On vit alors la fronde en cercle balancée ;
La pierre inévitable aux monstres fut lancée ;
La massue écrasa les tyrans des forêts,
Et l’arc en s’étendant les perça de ses traits.
La rigueur des hivers, à l’homme encor sauvage,
Du feu tombé des cieux apprit à faire usage ;
Sans doute il vit un jour des cyprès embrasés,
La foudre serpentoit sur leurs rameaux brisés,
Et peut-être il craignit que le feu du tonnerre,
Augmenté par les vents, ne consumât la terre :
Il le vit dans son cours s’étendre & s’arrêter,
Il apprit à l’éteindre, à le ressusciter,
Il asservit enfin l’élément indocile,
Qui devint dans ses mains un instrument utile.
Aux rives de l’Alphée, aux antres de Lemnos,
L’homme en ruisseaux ardents fit couler les métaux.

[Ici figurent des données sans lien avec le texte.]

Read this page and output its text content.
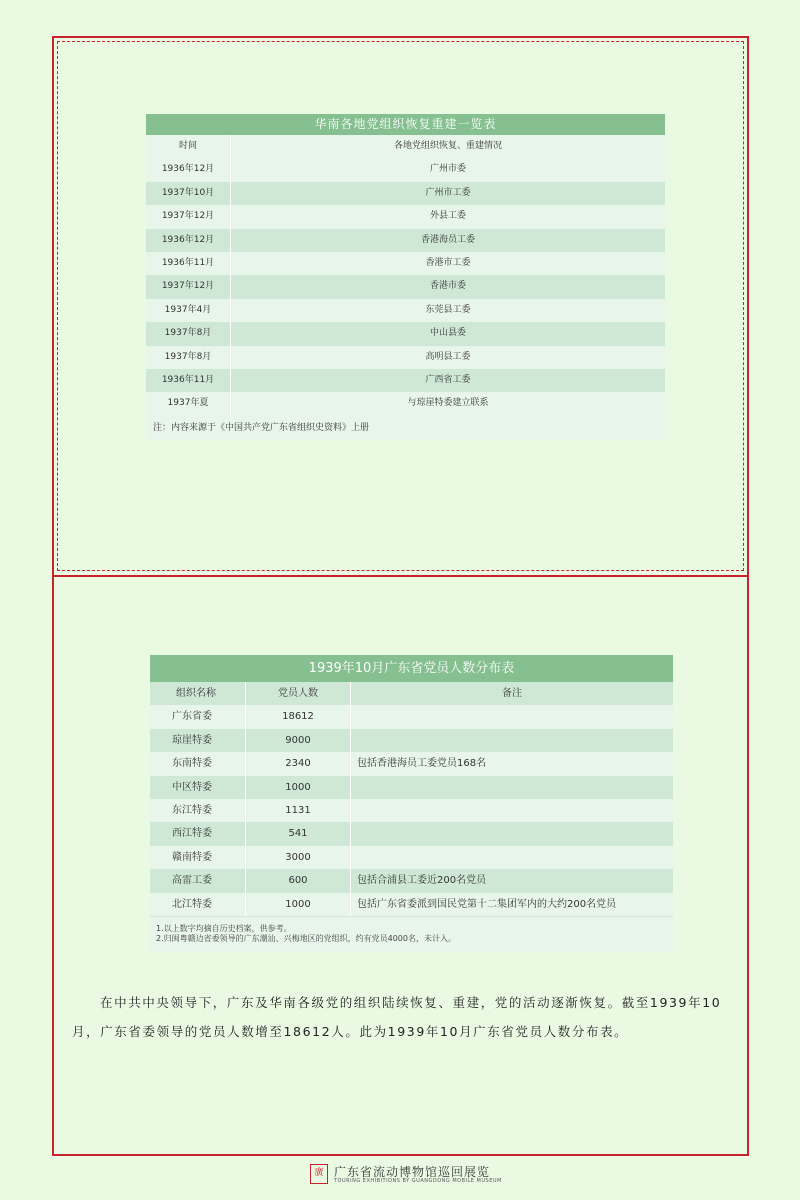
华南各地党组织恢复重建一览表
时间	各地党组织恢复、重建情况
1936年12月	广州市委
1937年10月	广州市工委
1937年12月	外县工委
1936年12月	香港海员工委
1936年11月	香港市工委
1937年12月	香港市委
1937年4月	东莞县工委
1937年8月	中山县委
1937年8月	高明县工委
1936年11月	广西省工委
1937年夏	与琼崖特委建立联系
注：内容来源于《中国共产党广东省组织史资料》上册
1939年10月广东省党员人数分布表
组织名称	党员人数	备注
广东省委	18612
琼崖特委	9000
东南特委	2340	包括香港海员工委党员168名
中区特委	1000
东江特委	1131
西江特委	541
赣南特委	3000
高雷工委	600	包括合浦县工委近200名党员
北江特委	1000	包括广东省委派到国民党第十二集团军内的大约200名党员
1.以上数字均摘自历史档案，供参考。
2.归闽粤赣边省委领导的广东潮汕、兴梅地区的党组织，约有党员4000名，未计入。
在中共中央领导下，广东及华南各级党的组织陆续恢复、重建，党的活动逐渐恢复。截至1939年10月，广东省委领导的党员人数增至18612人。此为1939年10月广东省党员人数分布表。
廣 广东省流动博物馆巡回展览
TOURING EXHIBITIONS BY GUANGDONG MOBILE MUSEUM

De nouveaux instruments augmentoient sa puissance,
Ajoutoient à sa force, à son intelligence ;
Bientôt l’acier tranchant sous ses coups redoublés,
Fait tomber du Tmolus les ormes ébranlés ;
Les marbres divisés ont crié sous la scie ;
La bêche ouvre des champs la surface endurcie,
Et le coursier d’Enna regrettant ses forêts,
Traîne le soc rampant à travers les guérets.